Gerçek seçimlerde Likud en fazla sandalyeyi alan ikinci
parti oldu, Livni'nin partisi bir
sandalyeyle Likud'u geçti. Buna rağmen sağ kanat
partilerin çoğunluğu alması sebebiyle, Netanyahu zafer
ilan etti.
14 Ağustos 2009 tarihinde, Netanyahu bir konuşma yaptı.
Konuşma, canlı olarak hem İsrail'de hem de Arap dünyasının büyük
bölümünde yayınlandı. Bu konuşmanın konusu, Orta Doğu Barış
süreciydi. İlk defa, "İsrail'in yanında bir Filistin devleti
de var olsun" fikrini ortaya koydu ve bu konuşma aynı zamanda
Obama'nın 4 Haziran Kahire konuşmasına cevap olarak
algılandı. Dünyanın birçok ülkesinden bu fikre karşı mesajlar
yayınlandı.
Netanyahu, seçim kampanyası boyunca
özellikle Hamas‘a karşı sert söylemiyle ön
plandaydı. Netanyahu İsrail‘in Gazze saldırılarının
erken bitirildiğini savundu ve iktidara
gelirse Hamas'ı yoketme vaadinde bulundu.
İran‘a karşı sert tutumuyla da dikkatleri üzerine
toplayan Netanyahu, Davos zirvesinde yaptığı
konuşmada, İran'ın nükleer silaha sahip olmasını, küresel
mali krizden daha büyük bir tehdit olarak niteledi.
Netanyahu, Filistin sorunundaysa iki devletli çözüm yerine
ekonomik çerçevede bir çözümden yana.

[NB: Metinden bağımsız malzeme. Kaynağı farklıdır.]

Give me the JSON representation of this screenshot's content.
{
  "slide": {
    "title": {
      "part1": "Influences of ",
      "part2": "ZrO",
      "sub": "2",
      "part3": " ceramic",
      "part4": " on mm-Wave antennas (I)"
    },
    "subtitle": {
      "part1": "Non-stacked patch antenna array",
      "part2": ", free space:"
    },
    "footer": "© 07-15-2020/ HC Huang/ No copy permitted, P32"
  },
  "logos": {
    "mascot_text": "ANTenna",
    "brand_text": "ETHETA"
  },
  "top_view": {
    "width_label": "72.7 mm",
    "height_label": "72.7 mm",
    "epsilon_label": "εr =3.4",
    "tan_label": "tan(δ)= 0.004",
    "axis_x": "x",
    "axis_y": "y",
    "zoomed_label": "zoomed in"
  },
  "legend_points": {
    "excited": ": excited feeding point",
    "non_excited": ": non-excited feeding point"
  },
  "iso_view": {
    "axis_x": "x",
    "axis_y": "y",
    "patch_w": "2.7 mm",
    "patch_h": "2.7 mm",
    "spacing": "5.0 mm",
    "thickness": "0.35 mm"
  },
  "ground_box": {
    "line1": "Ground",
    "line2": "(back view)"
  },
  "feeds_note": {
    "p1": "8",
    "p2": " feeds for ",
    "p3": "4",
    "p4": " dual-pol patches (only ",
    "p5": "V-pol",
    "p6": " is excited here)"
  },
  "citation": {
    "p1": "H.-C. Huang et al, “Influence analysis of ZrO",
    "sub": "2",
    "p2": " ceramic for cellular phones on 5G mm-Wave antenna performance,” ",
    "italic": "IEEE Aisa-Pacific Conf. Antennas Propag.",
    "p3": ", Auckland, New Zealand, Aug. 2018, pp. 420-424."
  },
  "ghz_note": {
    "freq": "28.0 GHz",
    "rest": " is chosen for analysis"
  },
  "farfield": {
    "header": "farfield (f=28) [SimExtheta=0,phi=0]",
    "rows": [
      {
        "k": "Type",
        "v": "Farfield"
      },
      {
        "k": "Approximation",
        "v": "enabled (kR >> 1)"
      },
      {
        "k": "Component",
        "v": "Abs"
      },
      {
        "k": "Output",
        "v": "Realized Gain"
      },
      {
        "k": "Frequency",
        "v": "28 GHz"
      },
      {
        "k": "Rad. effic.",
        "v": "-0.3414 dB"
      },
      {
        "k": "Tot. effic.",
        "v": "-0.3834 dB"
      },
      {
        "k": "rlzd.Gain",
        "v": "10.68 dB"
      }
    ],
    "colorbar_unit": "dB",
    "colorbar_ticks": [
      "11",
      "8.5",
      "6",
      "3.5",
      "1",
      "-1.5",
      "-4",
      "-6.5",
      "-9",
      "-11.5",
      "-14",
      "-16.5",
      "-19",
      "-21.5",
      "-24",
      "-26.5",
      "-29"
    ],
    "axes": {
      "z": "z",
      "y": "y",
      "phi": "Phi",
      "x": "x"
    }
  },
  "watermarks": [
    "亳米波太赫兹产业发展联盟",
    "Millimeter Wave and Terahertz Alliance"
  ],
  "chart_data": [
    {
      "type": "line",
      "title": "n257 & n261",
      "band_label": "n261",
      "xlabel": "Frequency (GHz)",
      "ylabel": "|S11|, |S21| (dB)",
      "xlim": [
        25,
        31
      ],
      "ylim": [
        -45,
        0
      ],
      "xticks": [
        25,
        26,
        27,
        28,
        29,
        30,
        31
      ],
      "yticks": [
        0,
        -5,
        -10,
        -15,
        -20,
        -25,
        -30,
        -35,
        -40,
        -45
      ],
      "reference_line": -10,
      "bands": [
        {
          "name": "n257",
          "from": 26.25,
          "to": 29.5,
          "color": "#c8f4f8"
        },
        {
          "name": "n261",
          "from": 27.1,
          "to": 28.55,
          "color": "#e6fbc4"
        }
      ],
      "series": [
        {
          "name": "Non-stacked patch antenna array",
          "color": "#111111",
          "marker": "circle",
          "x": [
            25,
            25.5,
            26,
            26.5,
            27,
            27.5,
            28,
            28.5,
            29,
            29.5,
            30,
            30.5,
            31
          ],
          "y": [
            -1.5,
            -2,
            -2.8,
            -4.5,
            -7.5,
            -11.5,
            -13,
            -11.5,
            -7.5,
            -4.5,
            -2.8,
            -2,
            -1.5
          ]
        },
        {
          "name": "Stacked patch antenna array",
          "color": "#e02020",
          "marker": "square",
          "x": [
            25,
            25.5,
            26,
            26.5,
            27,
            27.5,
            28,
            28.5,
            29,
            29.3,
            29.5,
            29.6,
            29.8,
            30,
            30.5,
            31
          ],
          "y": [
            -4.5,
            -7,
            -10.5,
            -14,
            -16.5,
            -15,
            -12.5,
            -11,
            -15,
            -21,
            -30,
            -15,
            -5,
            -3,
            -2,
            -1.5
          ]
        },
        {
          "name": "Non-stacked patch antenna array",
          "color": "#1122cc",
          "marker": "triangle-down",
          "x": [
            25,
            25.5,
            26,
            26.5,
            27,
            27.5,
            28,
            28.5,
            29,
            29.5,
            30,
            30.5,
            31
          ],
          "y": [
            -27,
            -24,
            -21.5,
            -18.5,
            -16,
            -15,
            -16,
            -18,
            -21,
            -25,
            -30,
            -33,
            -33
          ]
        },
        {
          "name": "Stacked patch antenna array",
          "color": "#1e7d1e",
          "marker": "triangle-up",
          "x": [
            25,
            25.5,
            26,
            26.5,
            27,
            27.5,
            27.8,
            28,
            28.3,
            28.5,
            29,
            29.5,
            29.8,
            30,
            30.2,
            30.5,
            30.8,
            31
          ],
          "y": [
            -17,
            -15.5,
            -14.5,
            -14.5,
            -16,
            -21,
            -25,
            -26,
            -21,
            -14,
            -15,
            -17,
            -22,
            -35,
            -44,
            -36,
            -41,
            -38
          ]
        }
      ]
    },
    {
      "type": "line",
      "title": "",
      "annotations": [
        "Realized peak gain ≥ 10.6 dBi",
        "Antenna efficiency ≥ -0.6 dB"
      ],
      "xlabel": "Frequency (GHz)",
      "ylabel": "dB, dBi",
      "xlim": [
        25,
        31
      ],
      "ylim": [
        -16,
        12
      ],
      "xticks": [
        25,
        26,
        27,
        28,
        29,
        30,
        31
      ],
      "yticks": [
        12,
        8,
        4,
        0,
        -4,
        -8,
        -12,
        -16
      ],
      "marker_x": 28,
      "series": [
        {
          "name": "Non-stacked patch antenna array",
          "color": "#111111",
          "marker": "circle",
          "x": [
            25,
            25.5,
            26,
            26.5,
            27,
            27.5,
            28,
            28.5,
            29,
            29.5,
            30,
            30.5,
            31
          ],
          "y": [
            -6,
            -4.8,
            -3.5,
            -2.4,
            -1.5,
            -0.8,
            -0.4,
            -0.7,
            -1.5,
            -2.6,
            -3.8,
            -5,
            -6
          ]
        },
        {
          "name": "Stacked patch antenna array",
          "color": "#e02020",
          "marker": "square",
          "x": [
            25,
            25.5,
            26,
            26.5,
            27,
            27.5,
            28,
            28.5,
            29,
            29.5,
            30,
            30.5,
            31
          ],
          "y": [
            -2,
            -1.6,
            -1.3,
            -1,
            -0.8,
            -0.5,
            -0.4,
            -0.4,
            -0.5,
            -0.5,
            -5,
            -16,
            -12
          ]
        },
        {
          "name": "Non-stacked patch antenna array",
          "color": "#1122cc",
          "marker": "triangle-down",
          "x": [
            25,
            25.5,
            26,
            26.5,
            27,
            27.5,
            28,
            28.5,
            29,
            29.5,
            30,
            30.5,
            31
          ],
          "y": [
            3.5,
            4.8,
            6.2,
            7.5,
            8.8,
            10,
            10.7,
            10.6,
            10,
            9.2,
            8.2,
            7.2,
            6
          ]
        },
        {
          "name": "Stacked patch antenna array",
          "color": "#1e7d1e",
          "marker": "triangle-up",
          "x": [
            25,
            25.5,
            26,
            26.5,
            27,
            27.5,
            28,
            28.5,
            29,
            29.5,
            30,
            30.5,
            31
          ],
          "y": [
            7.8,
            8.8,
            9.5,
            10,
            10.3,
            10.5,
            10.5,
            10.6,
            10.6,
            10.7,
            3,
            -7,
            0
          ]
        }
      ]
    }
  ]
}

Öncelikle “ekonomik
barış” yapılması gerektiğini savundu. Netanyahu,
seçim kampanyası sırasında aşırı radikal isimleri parti listesinden
çıkarırken, Filistinlerle barış müzakerelerini
sürdüreceği ve Filistin topraklarında yeni Yahudi
yerleşim birimleri kurmayacağına dair söz verdi.
YOLSUZLUK DOSYALARI
Netanyahu 2016 yılında İsrail polisinin takibine takıldı.
Hakkında yolsuzluk soruşturması açılan Netanyahu, 3 ayrı
dosyadan yargılanacak. Yolsuzluk, görevi kötüye kullanma ve
rüşvet soruşturması kapsamında Netanyahu’ya yönlendirilen
suçlamaların dosyasında, “Bezeq” isimli telekomünikasyon şirketinin
sahibi Shaul Elovitch, İsrailli Hollywood film
yapımcısı Arnon Milchan, Avustralyalı milyarder
James Packer ve Yedioth Ahronoth gazetesinin
sahibi Arnon Mozes’in de isimleri geçiyor.
Suçlamalar arasında en dikkat çekeni ise Netanyahu’nun “Bezeq” adlı telekomünikasyon şirketinin bünyesinde barındırdığı “Walla News” adlı internet sitesinde, kendisi ve ailesi lehine haberler yapılması karşılığında şirkete 276 milyon dolar değerinde mali imtiyaz sağlamasıdır. Diğer taraftan rüşvet ve görevi kötüye kullanma kapsamında ele alınan dosyada ise Netenyahu’nun siyasi fayda karşılığında hediye adı altında İsrailli Hollywood film yapımcısı Arnon Milchan ve Avustralyalı milyarder James Packer’dan 283 bin dolar değerinde şampanya, puro, mücevher ve uçak bileti aldığı iddia ediliyor. Ayrıca, Arnon Mozes’in sahip olduğu gazetenin yayın politikasının Likud partisinin lehine olacak şekilde değiştirmesi karşılığında, gazetenin rakibi olan İsrael Hayom gazetesinin rekabet gücünü azaltmaya yönelik yasal düzenlemelerin hükümet tarafından geçirilmesi konusunda anlaşıldığı sunulan dosyada yer alıyor.